Valorizziamo il dialogo con la S. Eucarestia
A noi che ci siamo dovuti astenere dalla celebrazione, viene ricordato che, prima di tutto, dobbiamo sempre mettere a tema il dialogo con la Santa Eucarestia. Non solo la celebrazione del Sacramento è importante, non solo la ricezione del Sacramento conta. Conta ancor di più il dialogo interiore che noi possiamo fare con Dio nella S. Eucarestia, conta il dialogo interiore che noi siamo chiamati a coltivare magari anche solo passando per una chiesa. Impariamo a valorizzare quella che i nostri vecchi chiamavano “la visita”. Metterci anche solo per qualche munito in atteggiamento di preghiera davanti ad un tabernacolo, ha tutto il suo valore. Fermarci a parlare con l’Eucarestia, ha tutto il suo significato. Anzi, la ricezione della comunione senza questo dialogo interiore, varrebbe a poco. Impariamo, da Mosè, da Gesù, da tanti testimoni della fede, che davanti a Dio si inizia sempre dal dialogo dell’anima con il suo Creatore e Padre.
Adoriamo
Il silenzio del deserto dell’Esodo ricorda a ciascuno di noi che la celebrazione dell’Eucarestia deve essere il nostro deserto. Quel deserto nel quale sappiamo porci le domande giuste per la vita, quel deserto dell’esistenza nel quale siamo invitati a cercare l’ascolto delle risposte che vengono da Dio. L’Eucarestia deve essere tutto questo: lode, ascolto, richiesta, intercessione. Il cibarci di Gesù realmente presente nell’ostia Santa, a poco varrebbe se non ci fossero queste dimensioni di vita. Impariamo che la dimensione del ringraziamento, della lode, del silenzio di contemplazione, è importate tanto quanto le altre!
Nutriamoci
Il cuore di questa festa è però dato dal cibarci della S. Eucarestia. Il ricordo e tutte le altre dimensioni di cui ci ha parlato questa scrittura, hanno un apice, hanno un culmine, che è il gesto della S. Comunione. Una Eucarestia vissuta senza comunione è, in qualche modo, incompleta, come molti credenti, che pure si astengono dal gesto, sanno bene e avvertono. Manteniamoci quindi nelle dimensioni per compiere questo gesto, per cibarci del Sacramento, per lasciare che la forza dell’Eucarestia sia davvero dentro di noi. Se non possiamo cibarci del Sacramento, viviamo almeno il desiderio; il desiderio dell’Eucarestia, quando non possiamo ricevere la S. Comunione per la condizione di vita o a causa del peccato che è in noi, corrisponde già all’essere in comunione con Dio.
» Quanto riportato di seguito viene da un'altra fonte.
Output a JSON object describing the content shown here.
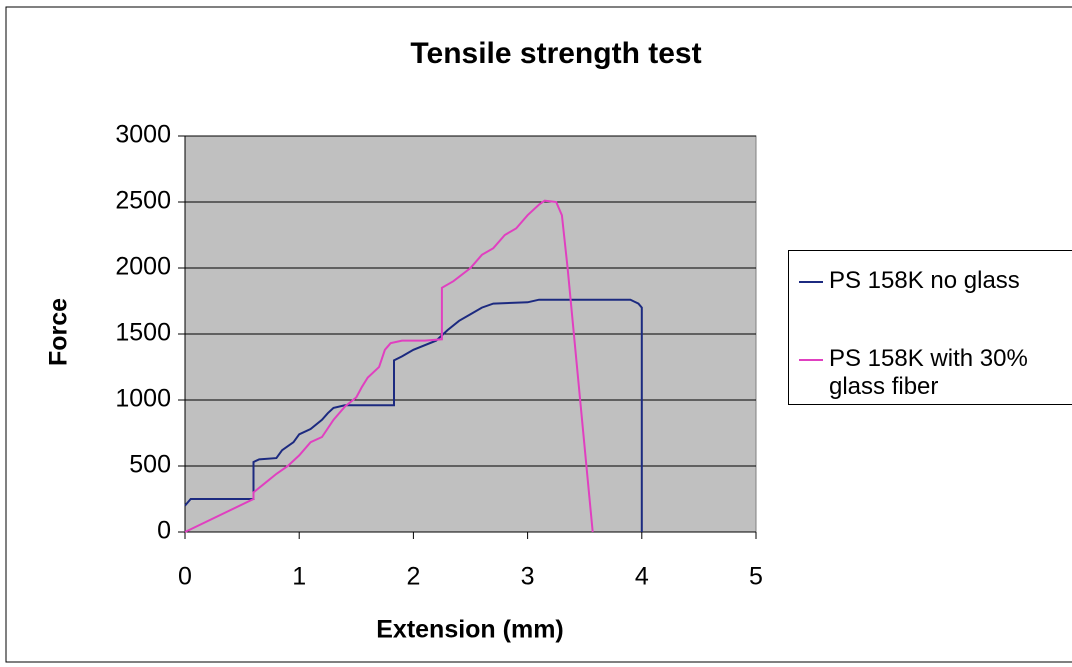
{
  "chart_data": {
    "type": "line",
    "title": "Tensile strength test",
    "x_label": "Extension (mm)",
    "y_label": "Force",
    "xlim": [
      0,
      5
    ],
    "xticks": [
      0,
      1,
      2,
      3,
      4,
      5
    ],
    "ylim": [
      0,
      3000
    ],
    "yticks": [
      0,
      500,
      1000,
      1500,
      2000,
      2500,
      3000
    ],
    "grid": true,
    "legend": "right",
    "series": [
      {
        "name": "PS 158K no glass",
        "color": "#1c2a80",
        "x": [
          0,
          0.05,
          0.6,
          0.6,
          0.65,
          0.8,
          0.85,
          0.95,
          1.0,
          1.1,
          1.2,
          1.25,
          1.3,
          1.4,
          1.83,
          1.83,
          1.9,
          2.0,
          2.2,
          2.3,
          2.4,
          2.5,
          2.6,
          2.7,
          3.0,
          3.1,
          3.9,
          3.97,
          4.0,
          4.0
        ],
        "values": [
          200,
          250,
          250,
          530,
          550,
          560,
          620,
          680,
          740,
          780,
          850,
          900,
          940,
          960,
          960,
          1300,
          1330,
          1380,
          1450,
          1530,
          1600,
          1650,
          1700,
          1730,
          1740,
          1760,
          1760,
          1730,
          1700,
          0
        ]
      },
      {
        "name": "PS 158K with 30% glass fiber",
        "color": "#e040c0",
        "x": [
          0,
          0.6,
          0.6,
          0.7,
          0.8,
          0.9,
          1.0,
          1.1,
          1.2,
          1.3,
          1.4,
          1.5,
          1.55,
          1.6,
          1.7,
          1.75,
          1.8,
          1.9,
          2.1,
          2.25,
          2.25,
          2.35,
          2.5,
          2.6,
          2.7,
          2.8,
          2.9,
          3.0,
          3.1,
          3.15,
          3.25,
          3.3,
          3.35,
          3.57
        ],
        "values": [
          0,
          250,
          300,
          370,
          440,
          500,
          580,
          680,
          720,
          850,
          950,
          1020,
          1100,
          1170,
          1250,
          1380,
          1430,
          1450,
          1450,
          1460,
          1850,
          1900,
          2000,
          2100,
          2150,
          2250,
          2300,
          2400,
          2480,
          2510,
          2500,
          2400,
          2000,
          0
        ]
      }
    ]
  }
}
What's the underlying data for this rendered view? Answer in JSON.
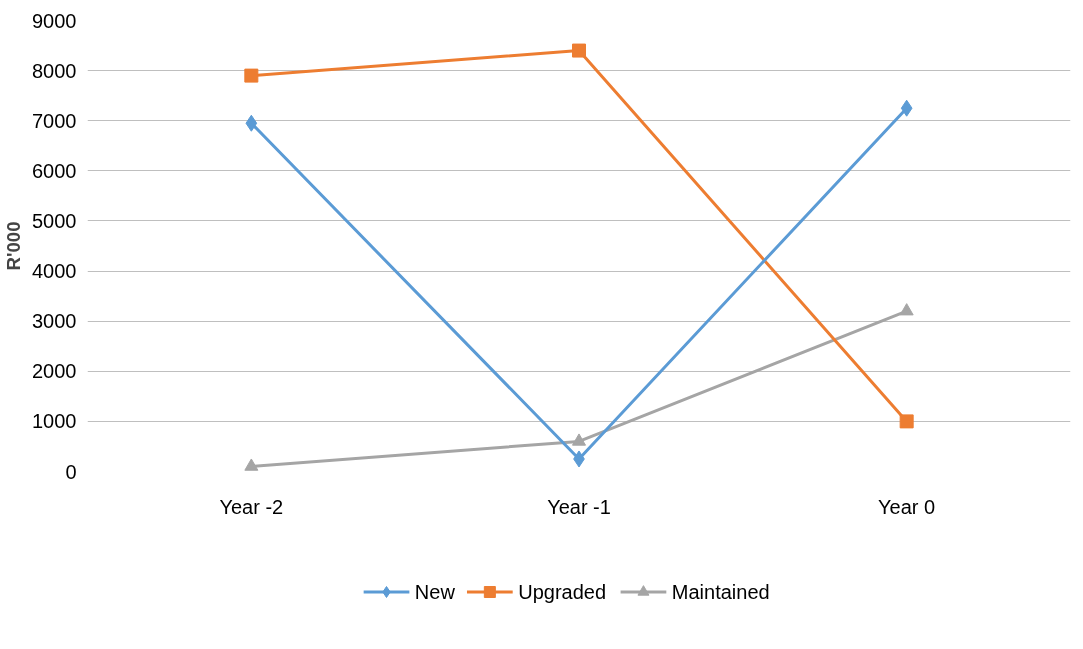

Comunione che, sanato il peccato, potrà essere ripresa, o se siamo in una situazione non sanabile, sarà già quella comunione spirituale che si trasformerà, per la benevolenza di Dio, nella comunione reale con Lui.
Ecco cosa siamo chiamati a ricordare in questo giorno, ecco cosa siamo chiamati a vivere. Sia veramente così, quest’anno, in questa festa del Corpus Domini! La memoria di quello che è stato, spinga ciascuno di noi a cercare sempre nella comunione con Dio il sostegno della vita.